The Betamax case was filed in the U.S. Federal District Court of Los Angeles in November 1976 and went to trial on January 30, 1979. In its defense, Sony asserted that a consumer had the absolute right to record programs at home for private use. It drew an analogy to the audio cassette recorder, which was introduced in the 1960s and had made music tapers out of millions of American teenagers. Although the practice had not been tested in the courts, Sony believed a tradition had been established.
Handing down its decision in October 1979, the U.S. District Court ruled in favor of Sony, stating that taping off air for entertainment or time shifting constituted fair use; that copying an entire program also qualified as fair use; that set manufacturers could profit from the sale of VCRs; and that the plaintiffs did not prove that any of the above practices constituted economic harm to the motion picture industry.
These rulings pertained to the court’s interpretation of the fair use doctrine as it applied to consumers. Addressing the matter of retailing of videocassettes, the court let stand the First Sale Doctrine of the 1976 Copyright Act, which stated that the first purchaser of a copyrighted work (e.g., a motion picture on videocassette) could use it in any way the purchaser saw fit as long as copyright was not violated by illegal duplication, etc. This right extended to the rental of videocassettes purchased from Hollywood studios. Until the arrival of the VCR, film companies had received a portion of the box office or a fee each time one of their films was shown. As holders of copyright on their pictures, the studios were legally entitled to these forms of remuneration. Since the court’s interpretation of the First Sale Doctrine threatened to undermine Hollywood’s control over the use of its product, Universal appealed the decision.
Although the U.S. Court of Appeals reversed the lower court’s decision in October 1981, the decision, if it were to stand, would have been impossible to enforce. The home video market had expanded enormously since the start of the case; annual VCR sales had increased from 30,000 sets in 1976 to 1.4 million in 1981. Meanwhile, Sony lost the lead to its Japanese rival Matsushita, which introduced a competing format—VHS (for “video home system”)—recorder in 1977. Normally, Sony and Matsushita cross-licensed recording and playback equipment, but for the home video market, the two Japanese companies went their separate ways by marketing systems that were incompatible with one another. (The VHS cassette was larger than the Beta and had a longer recording capability.) VHS overtook Beta as the preferred format for home video, and by 1981 more than six Japanese manufacturers had entered the business both in their own names and as suppliers of VHS machines to U.S. firms.

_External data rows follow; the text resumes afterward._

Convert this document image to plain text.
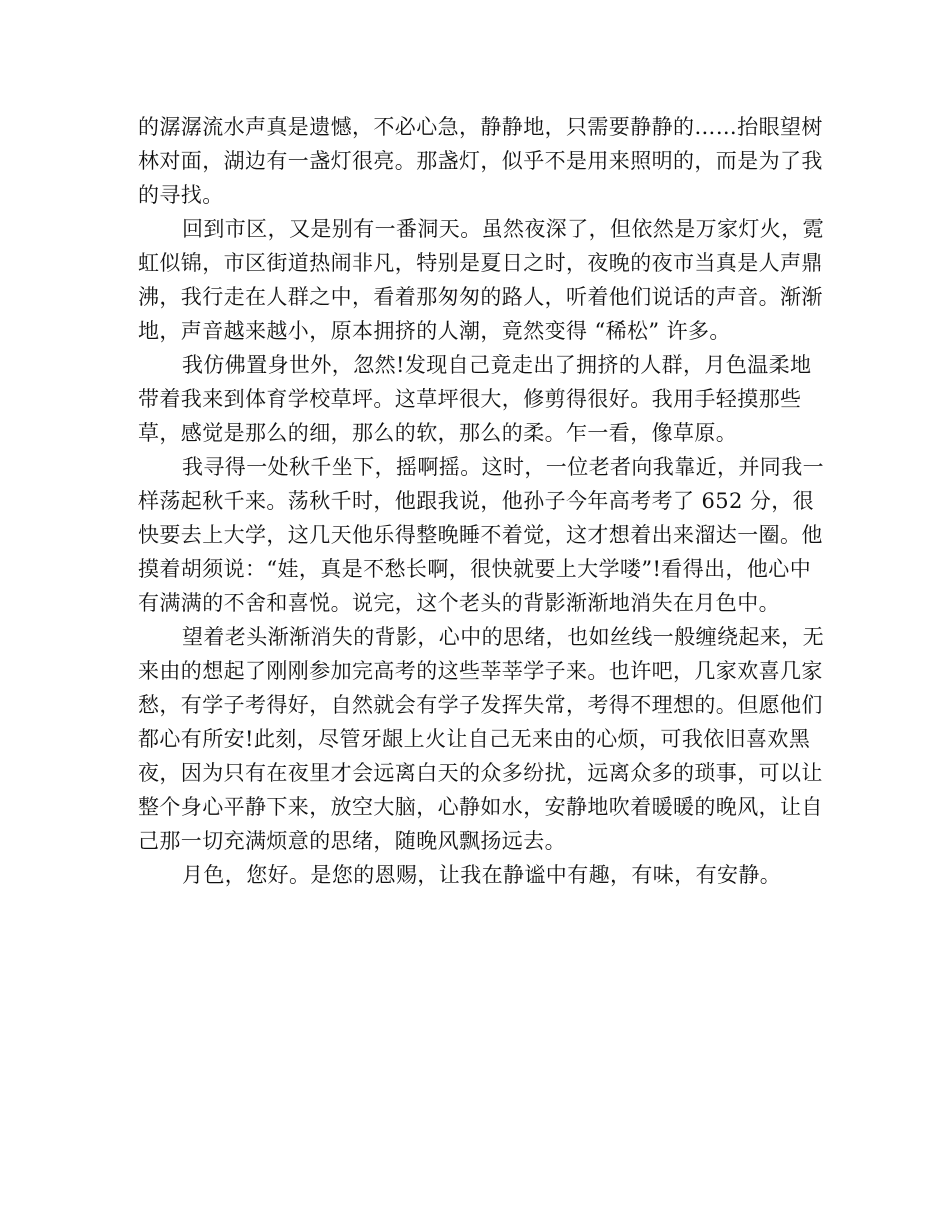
的潺潺流水声真是遗憾，不必心急，静静地，只需要静静的……抬眼望树林对面，湖边有一盏灯很亮。那盏灯，似乎不是用来照明的，而是为了我的寻找。

回到市区，又是别有一番洞天。虽然夜深了，但依然是万家灯火，霓虹似锦，市区街道热闹非凡，特别是夏日之时，夜晚的夜市当真是人声鼎沸，我行走在人群之中，看着那匆匆的路人，听着他们说话的声音。渐渐地，声音越来越小，原本拥挤的人潮，竟然变得 “稀松” 许多。

我仿佛置身世外，忽然!发现自己竟走出了拥挤的人群，月色温柔地带着我来到体育学校草坪。这草坪很大，修剪得很好。我用手轻摸那些草，感觉是那么的细，那么的软，那么的柔。乍一看，像草原。

我寻得一处秋千坐下，摇啊摇。这时，一位老者向我靠近，并同我一样荡起秋千来。荡秋千时，他跟我说，他孙子今年高考考了 652 分，很快要去上大学，这几天他乐得整晚睡不着觉，这才想着出来溜达一圈。他摸着胡须说：“娃，真是不愁长啊，很快就要上大学喽”!看得出，他心中有满满的不舍和喜悦。说完，这个老头的背影渐渐地消失在月色中。

望着老头渐渐消失的背影，心中的思绪，也如丝线一般缠绕起来，无来由的想起了刚刚参加完高考的这些莘莘学子来。也许吧，几家欢喜几家愁，有学子考得好，自然就会有学子发挥失常，考得不理想的。但愿他们都心有所安!此刻，尽管牙龈上火让自己无来由的心烦，可我依旧喜欢黑夜，因为只有在夜里才会远离白天的众多纷扰，远离众多的琐事，可以让整个身心平静下来，放空大脑，心静如水，安静地吹着暖暖的晚风，让自己那一切充满烦意的思绪，随晚风飘扬远去。

月色，您好。是您的恩赐，让我在静谧中有趣，有味，有安静。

Starting out at around $1,300, the price of the machine had been dropping steadily, enabling it to become a standard appliance for most middle-class Americans.

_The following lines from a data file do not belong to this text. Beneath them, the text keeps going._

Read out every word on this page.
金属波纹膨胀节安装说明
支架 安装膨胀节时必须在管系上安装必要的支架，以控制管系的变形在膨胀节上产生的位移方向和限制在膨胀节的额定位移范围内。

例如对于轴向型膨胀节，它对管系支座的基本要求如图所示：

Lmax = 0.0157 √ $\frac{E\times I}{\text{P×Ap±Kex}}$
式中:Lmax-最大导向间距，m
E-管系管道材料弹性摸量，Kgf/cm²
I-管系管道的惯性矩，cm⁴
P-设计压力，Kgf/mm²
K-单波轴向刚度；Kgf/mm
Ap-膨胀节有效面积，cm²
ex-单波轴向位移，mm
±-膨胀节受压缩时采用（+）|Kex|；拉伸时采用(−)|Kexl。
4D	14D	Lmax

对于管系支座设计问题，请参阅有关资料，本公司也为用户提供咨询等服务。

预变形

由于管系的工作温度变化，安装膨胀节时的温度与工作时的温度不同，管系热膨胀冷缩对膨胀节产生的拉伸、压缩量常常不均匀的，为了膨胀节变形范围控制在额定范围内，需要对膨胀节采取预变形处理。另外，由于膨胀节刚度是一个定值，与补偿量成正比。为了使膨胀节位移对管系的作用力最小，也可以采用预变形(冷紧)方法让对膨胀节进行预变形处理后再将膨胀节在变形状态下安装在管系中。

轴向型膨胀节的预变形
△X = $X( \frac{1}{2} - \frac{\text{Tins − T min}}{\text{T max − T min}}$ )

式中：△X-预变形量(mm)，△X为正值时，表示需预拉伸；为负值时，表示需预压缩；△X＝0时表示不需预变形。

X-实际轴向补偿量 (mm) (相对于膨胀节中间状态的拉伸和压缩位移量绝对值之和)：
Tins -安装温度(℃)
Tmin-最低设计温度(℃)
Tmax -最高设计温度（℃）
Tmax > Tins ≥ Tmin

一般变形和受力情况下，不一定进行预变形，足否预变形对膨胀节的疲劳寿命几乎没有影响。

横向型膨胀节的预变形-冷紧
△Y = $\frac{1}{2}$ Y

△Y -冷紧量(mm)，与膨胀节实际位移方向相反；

The Betamax case went all the way to the U.S. Supreme Court, which reversed the appeals court decision on January 17, 1984. By 1986 VCRs had been installed in 50 percent of American homes, and annual videocassettes sales surpassed the theatrical box office. At first, the major studios believed that the only logical way to market videocassettes was direct sales, reasoning that consumers wanted to buy cassettes and create “libraries” in much the same way as they acquired record albums. However, people preferred renting to buying, and as the situation stood, retailers and not film producers initially wrung most of the profits from the market. After purchasing a cassette for around $40 wholesale, a retailer could rent it over and over at a nominal charge. In contrast, the film company’s profit would be small, less than a few dollars after materials, duplication, and distribution costs had been covered.

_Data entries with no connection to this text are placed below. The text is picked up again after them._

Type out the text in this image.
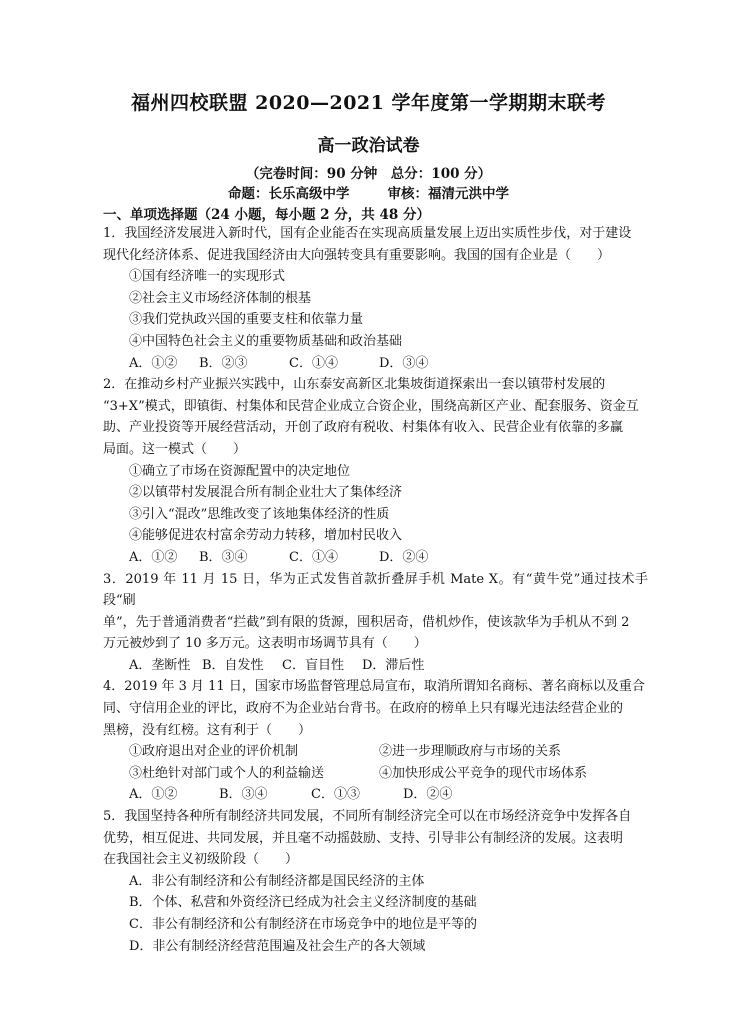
福州四校联盟 2020—2021 学年度第一学期期末联考
高一政治试卷
（完卷时间：90 分钟　总分：100 分）
命题：长乐高级中学	审核：福清元洪中学
一、单项选择题（24 小题，每小题 2 分，共 48 分）
1．我国经济发展进入新时代，国有企业能否在实现高质量发展上迈出实质性步伐，对于建设
现代化经济体系、促进我国经济由大向强转变具有重要影响。我国的国有企业是（　　）
①国有经济唯一的实现形式
②社会主义市场经济体制的根基
③我们党执政兴国的重要支柱和依靠力量
④中国特色社会主义的重要物质基础和政治基础
A．①② B．②③	C．①④	D．③④
2．在推动乡村产业振兴实践中，山东泰安高新区北集坡街道探索出一套以镇带村发展的
“3+X”模式，即镇街、村集体和民营企业成立合资企业，围绕高新区产业、配套服务、资金互
助、产业投资等开展经营活动，开创了政府有税收、村集体有收入、民营企业有依靠的多赢
局面。这一模式（　　）
①确立了市场在资源配置中的决定地位
②以镇带村发展混合所有制企业壮大了集体经济
③引入“混改”思维改变了该地集体经济的性质
④能够促进农村富余劳动力转移，增加村民收入
A．①② B．③④	C．①④	D．②④
3．2019 年 11 月 15 日，华为正式发售首款折叠屏手机 Mate X。有“黄牛党”通过技术手段“刷
单”，先于普通消费者“拦截”到有限的货源，囤积居奇，借机炒作，使该款华为手机从不到 2
万元被炒到了 10 多万元。这表明市场调节具有（　　）
A．垄断性 B．自发性 C．盲目性 D．滞后性
4．2019 年 3 月 11 日，国家市场监督管理总局宣布，取消所谓知名商标、著名商标以及重合
同、守信用企业的评比，政府不为企业站台背书。在政府的榜单上只有曝光违法经营企业的
黑榜，没有红榜。这有利于（　　）
①政府退出对企业的评价机制	②进一步理顺政府与市场的关系
③杜绝针对部门或个人的利益输送	④加快形成公平竞争的现代市场体系
A．①②	B．③④	C．①③	D．②④
5．我国坚持各种所有制经济共同发展，不同所有制经济完全可以在市场经济竞争中发挥各自
优势，相互促进、共同发展，并且毫不动摇鼓励、支持、引导非公有制经济的发展。这表明
在我国社会主义初级阶段（　　）
A．非公有制经济和公有制经济都是国民经济的主体
B．个体、私营和外资经济已经成为社会主义经济制度的基础
C．非公有制经济和公有制经济在市场竞争中的地位是平等的
D．非公有制经济经营范围遍及社会生产的各大领域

In their struggle with retailers to capture a dominant share of the home video market, the major Hollywood companies formulated a two-tiered pricing policy. For the first six months after a new movie went on sale, it would be priced relatively high on the assumption that the overwhelming majority of transactions would consist of sales to video stores for rental purposes. Then as demand began to ebb, the same movie would be reissued at a much lower price to stimulate home sales. The majors used similar strategies overseas and soon became the principal beneficiaries of the new distribution technology.